Parabéns aos novos sargentos especialistas. Que vocês saibam honrar os ensinamentos ministrados na velha Escola.

HISTÓRIA de luta: coisa boa o que é?!

 Capítulo 6, continuação da postagem anterior.

O MAIOR pesadelo para alunos despreparados, como eu, era, sem dúvida, a possibilidade de não concluirmos o curso, fracassando pelo caminho. Não importava a razão do insucesso, fosse ela insuficiência intelectual, doença ou questão disciplinar. Havia um letreiro que, mais ou menos, dizia assim: ‘Os covardes nem tentaram, os fracos ficam pelo caminho; só os fortes vencerão‘.

O medo, no Corpo de Alunos, era uma coisa intencionalmente disseminada, creio eu.

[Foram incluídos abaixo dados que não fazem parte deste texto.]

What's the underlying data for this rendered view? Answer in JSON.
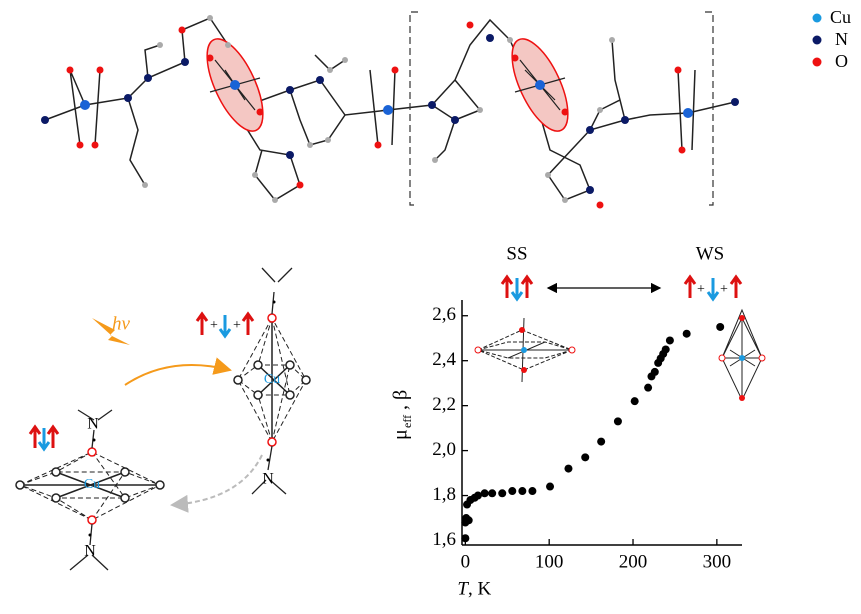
{
  "chart_data": {
    "type": "scatter",
    "x": [
      0,
      0,
      1,
      4,
      2,
      6,
      11,
      15,
      23,
      32,
      44,
      56,
      68,
      80,
      101,
      123,
      143,
      162,
      182,
      202,
      218,
      222,
      226,
      230,
      233,
      236,
      239,
      244,
      264,
      304
    ],
    "values": [
      1.61,
      1.68,
      1.7,
      1.69,
      1.76,
      1.78,
      1.79,
      1.8,
      1.81,
      1.81,
      1.81,
      1.82,
      1.82,
      1.82,
      1.84,
      1.92,
      1.97,
      2.04,
      2.13,
      2.22,
      2.28,
      2.33,
      2.35,
      2.39,
      2.41,
      2.43,
      2.45,
      2.49,
      2.52,
      2.55
    ],
    "color": "#000000",
    "xlim": [
      -4,
      330
    ],
    "ylim": [
      1.58,
      2.67
    ],
    "xticks": [
      0,
      100,
      200,
      300
    ],
    "yticks": [
      {
        "value": 1.6,
        "label": "1,6"
      },
      {
        "value": 1.8,
        "label": "1,8"
      },
      {
        "value": 2.0,
        "label": "2,0"
      },
      {
        "value": 2.2,
        "label": "2,2"
      },
      {
        "value": 2.4,
        "label": "2,4"
      },
      {
        "value": 2.6,
        "label": "2,6"
      }
    ],
    "xlabel": {
      "main": "T",
      "rest": ", K"
    },
    "ylabel": {
      "main": "μ",
      "subscript": "eff",
      "rest": ", β"
    }
  },
  "diagram": {
    "legend": [
      "Cu",
      "N",
      "O"
    ],
    "states": {
      "left": "SS",
      "right": "WS",
      "plus": [
        "+",
        "+"
      ]
    },
    "light": "hν",
    "octahedra": {
      "metal": [
        "Cu",
        "Cu"
      ],
      "nitrogen": [
        "N",
        "N",
        "N"
      ]
    }
  }
}
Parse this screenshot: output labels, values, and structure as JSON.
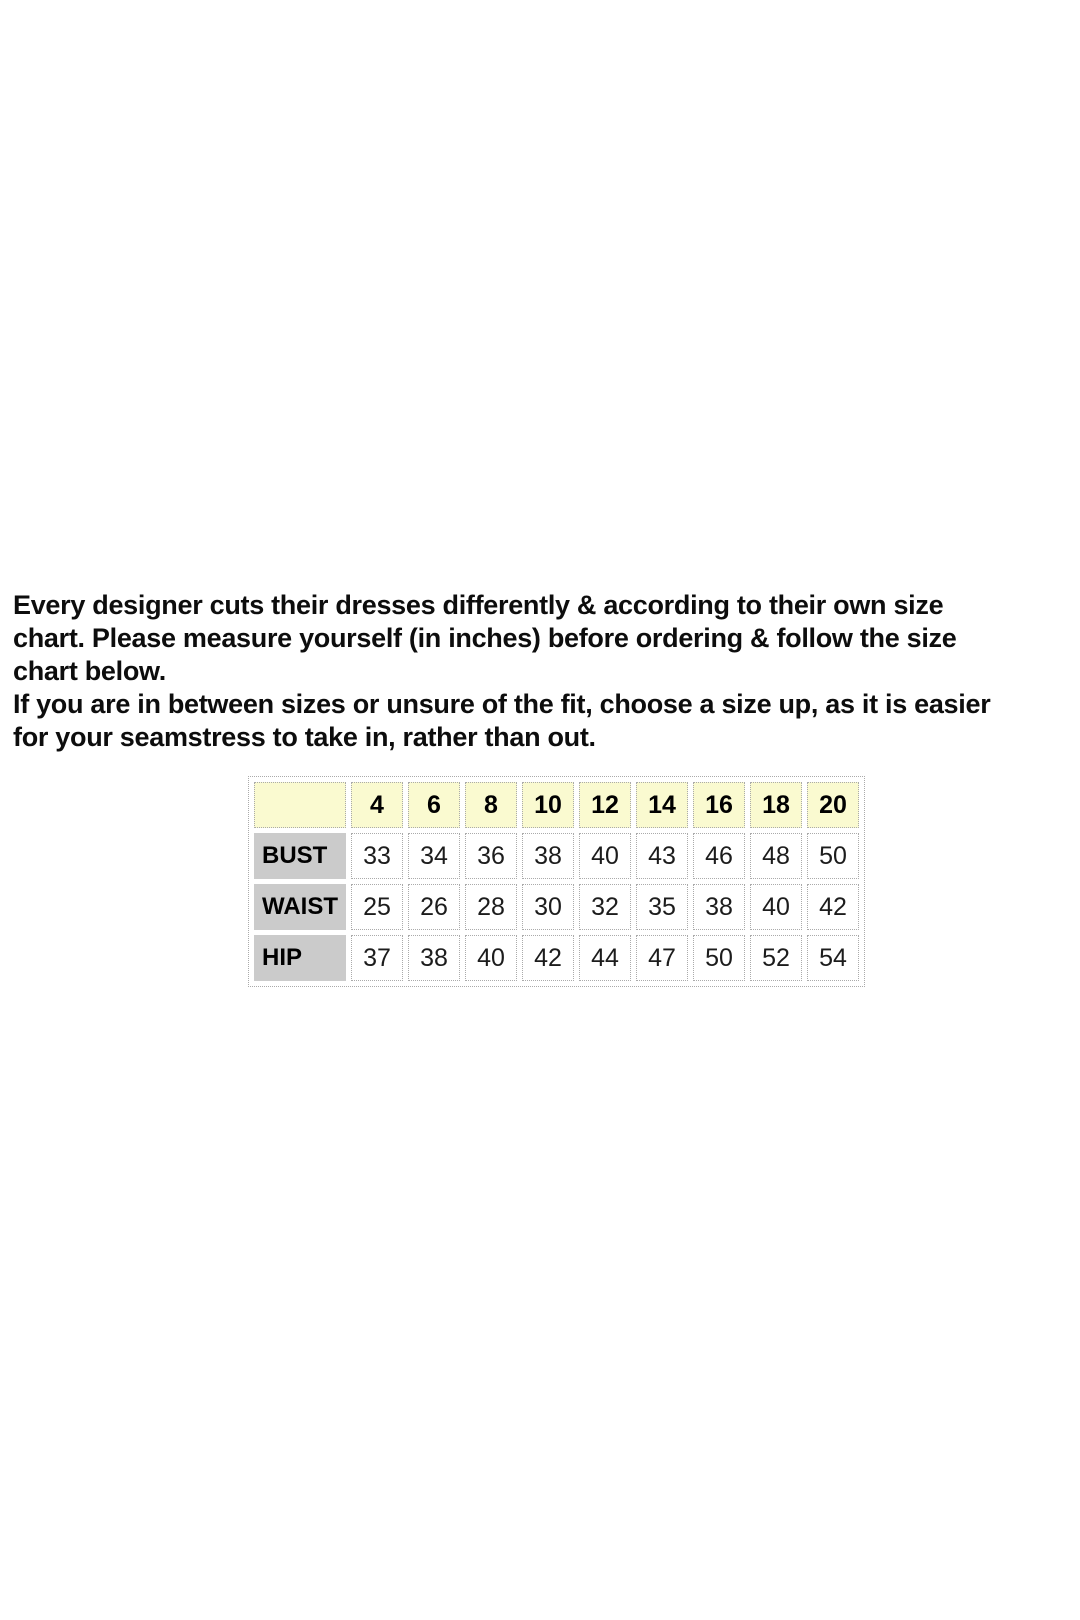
{
  "intro": {
    "paragraph1": "Every designer cuts their dresses differently & according to their own size\nchart. Please measure yourself (in inches) before ordering & follow the size\nchart below.",
    "paragraph2": "If you are in between sizes or unsure of the fit, choose a size up, as it is easier\nfor your seamstress to take in, rather than out."
  },
  "size_chart": {
    "colors": {
      "header_bg": "#fafad0",
      "label_bg": "#cbcbcb",
      "border": "#aaaaaa"
    },
    "corner_label": "",
    "sizes": [
      "4",
      "6",
      "8",
      "10",
      "12",
      "14",
      "16",
      "18",
      "20"
    ],
    "rows": [
      {
        "label": "BUST",
        "values": [
          "33",
          "34",
          "36",
          "38",
          "40",
          "43",
          "46",
          "48",
          "50"
        ]
      },
      {
        "label": "WAIST",
        "values": [
          "25",
          "26",
          "28",
          "30",
          "32",
          "35",
          "38",
          "40",
          "42"
        ]
      },
      {
        "label": "HIP",
        "values": [
          "37",
          "38",
          "40",
          "42",
          "44",
          "47",
          "50",
          "52",
          "54"
        ]
      }
    ]
  },
  "chart_data": {
    "type": "table",
    "title": "",
    "categories": [
      "4",
      "6",
      "8",
      "10",
      "12",
      "14",
      "16",
      "18",
      "20"
    ],
    "series": [
      {
        "name": "BUST",
        "values": [
          33,
          34,
          36,
          38,
          40,
          43,
          46,
          48,
          50
        ]
      },
      {
        "name": "WAIST",
        "values": [
          25,
          26,
          28,
          30,
          32,
          35,
          38,
          40,
          42
        ]
      },
      {
        "name": "HIP",
        "values": [
          37,
          38,
          40,
          42,
          44,
          47,
          50,
          52,
          54
        ]
      }
    ]
  }
}
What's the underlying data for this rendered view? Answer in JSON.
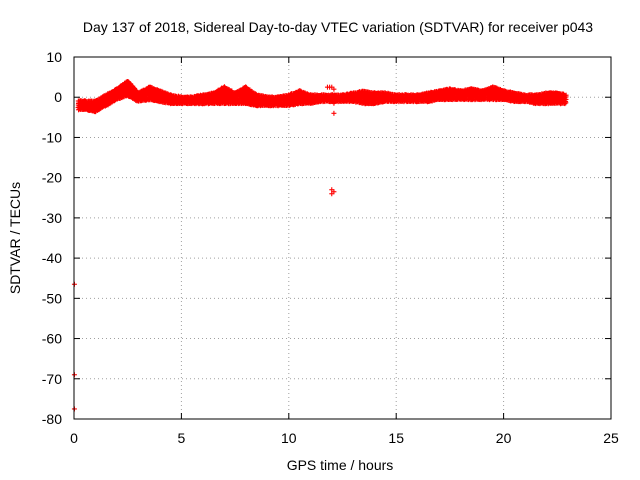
{
  "chart_data": {
    "type": "scatter",
    "title": "Day 137 of 2018, Sidereal Day-to-day VTEC variation (SDTVAR) for receiver p043",
    "xlabel": "GPS time / hours",
    "ylabel": "SDTVAR / TECUs",
    "xlim": [
      0,
      25
    ],
    "ylim": [
      -80,
      10
    ],
    "xticks": [
      0,
      5,
      10,
      15,
      20,
      25
    ],
    "yticks": [
      10,
      0,
      -10,
      -20,
      -30,
      -40,
      -50,
      -60,
      -70,
      -80
    ],
    "grid": true,
    "marker": "plus",
    "color": "#ff0000",
    "band": {
      "x": [
        0.2,
        0.5,
        1.0,
        1.5,
        2.0,
        2.5,
        3.0,
        3.5,
        4.0,
        4.5,
        5.0,
        5.5,
        6.0,
        6.5,
        7.0,
        7.5,
        8.0,
        8.5,
        9.0,
        9.5,
        10.0,
        10.5,
        11.0,
        11.5,
        12.0,
        12.5,
        13.0,
        13.5,
        14.0,
        14.5,
        15.0,
        15.5,
        16.0,
        16.5,
        17.0,
        17.5,
        18.0,
        18.5,
        19.0,
        19.5,
        20.0,
        20.5,
        21.0,
        21.5,
        22.0,
        22.5,
        22.9
      ],
      "low": [
        -3.0,
        -3.0,
        -3.5,
        -2.0,
        -0.5,
        0.5,
        -1.0,
        -0.5,
        -1.0,
        -1.5,
        -1.5,
        -1.5,
        -1.5,
        -1.5,
        -1.5,
        -1.5,
        -1.5,
        -2.0,
        -2.0,
        -2.0,
        -2.0,
        -1.5,
        -1.5,
        -1.0,
        -1.0,
        -1.0,
        -1.0,
        -1.5,
        -1.5,
        -1.0,
        -1.0,
        -1.0,
        -1.0,
        -1.0,
        -0.5,
        -0.5,
        -0.5,
        -0.5,
        -0.5,
        -0.5,
        -0.5,
        -1.0,
        -1.0,
        -1.5,
        -1.5,
        -1.5,
        -1.5
      ],
      "high": [
        -1.0,
        -1.0,
        -1.0,
        0.5,
        2.0,
        4.0,
        1.0,
        2.5,
        1.5,
        0.5,
        0.0,
        0.0,
        0.5,
        1.0,
        2.5,
        1.0,
        2.5,
        0.5,
        0.0,
        0.0,
        0.5,
        1.5,
        0.5,
        0.5,
        0.5,
        0.5,
        1.0,
        1.5,
        1.0,
        1.0,
        0.5,
        0.5,
        0.5,
        1.0,
        1.5,
        2.0,
        1.5,
        2.0,
        1.5,
        2.5,
        1.5,
        1.0,
        0.5,
        0.5,
        1.0,
        1.0,
        0.5
      ]
    },
    "outliers": [
      {
        "x": 11.8,
        "y": 2.5
      },
      {
        "x": 11.9,
        "y": 2.5
      },
      {
        "x": 12.0,
        "y": 2.5
      },
      {
        "x": 12.1,
        "y": 2.0
      },
      {
        "x": 12.2,
        "y": 0.0
      },
      {
        "x": 12.1,
        "y": -1.5
      },
      {
        "x": 12.1,
        "y": -4.0
      },
      {
        "x": 12.0,
        "y": -23.0
      },
      {
        "x": 12.1,
        "y": -23.5
      },
      {
        "x": 12.0,
        "y": -24.0
      },
      {
        "x": 0.02,
        "y": -46.5
      },
      {
        "x": 0.02,
        "y": -69.0
      },
      {
        "x": 0.02,
        "y": -77.5
      }
    ]
  }
}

Tinham lá as suas razões, a que atinei somente algum tempo depois (como era lento!), que eram as de fazer o aluno esforçar-se, levando a sério as suas atividades e os estudos. Responsabilidade é uma condição sine qua non para um bom sargento especialista.  Naqueles primeiros dias nós não tínhamos tal visão, e para mim aqueles caras estavam ali somente para tornar a nossa vida bem mais difícil. Míope!

No primeiro semestre, para aqueles jovens que nunca tinham servido as Forças Armadas como soldado, obrigatoriamente, em caso de desligamento por deficiência intelectual, destinava-se a permanência, uma sobrevida na Escola, como recruta, com vistas a completar o ano obrigatório preconizado em lei. Findo o ano compulsório, ser-lhe-ia dada a opção de pedir renovação de tempo, como a qualquer outro soldado da Aeronáutica em serviço militar obrigatório, podendo até, se quisesse, candidatar-se ao Curso de Formação de Cabos, CFC, ou até mesmo matricular-se no concurso para voltar ao CA. Diariamente se ouvia a notícia sobre um ou outro aluno, desligado do curso, cujo rumo tinha sido o da Companhia de infantaria, aquele mesmo local onde dormi na primeira noite de Escola. Várias vezes mesmo eu vi o Armindo circulando pelas dependências da Escola, nas lides de soldado, depois cabo, e mais tarde de volta como aluno. Era um exemplo de persistência, de força de vontade, alguém que não se deixou abater pelo insucesso momentâneo. Esse exemplo fortaleceu em mim a ideia de que Deus não permite a nós que uma derrota seja definitiva; só depende de nós.

Para mim, em caso de insucesso, que na minha cabeça era de grande probabilidade, essa seria uma saída, o meu plano B. Ficar na Escola na condição de soldado, com um salário garantido por algum tempo, era para mim uma saída honrosa. Desonra mesmo seria voltar para a minha Belém do Pará com uma mão na frente e a outra atrás, um derrotado a submeter-se ao riso sarcástico do Palheta e do Gonzaga, antigos colegas de preparatório, que antes desdenhavam da minha pretensão. Daria um tempo na companhia IG, como soldado, enquanto me preparava para a volta ao CA numa condição intelectual mais favorável. Todavia, enquanto houvesse vida e esperança, e eu não estava disposto a entregar-me ao fracasso, existia chance, ainda que não muito grande, havia a mínima chance de aprovação nos bancos escolares, ainda que ficasse na última colocação. Qual a diferença entre o primeiro colocado do curso, o aluno zero um – como se dizia -, e o zero último? Ambos sairiam sargentos, ambos formados, ainda que este fosse mandado a servir em qualquer localidade indesejada. O importante era sair sargento.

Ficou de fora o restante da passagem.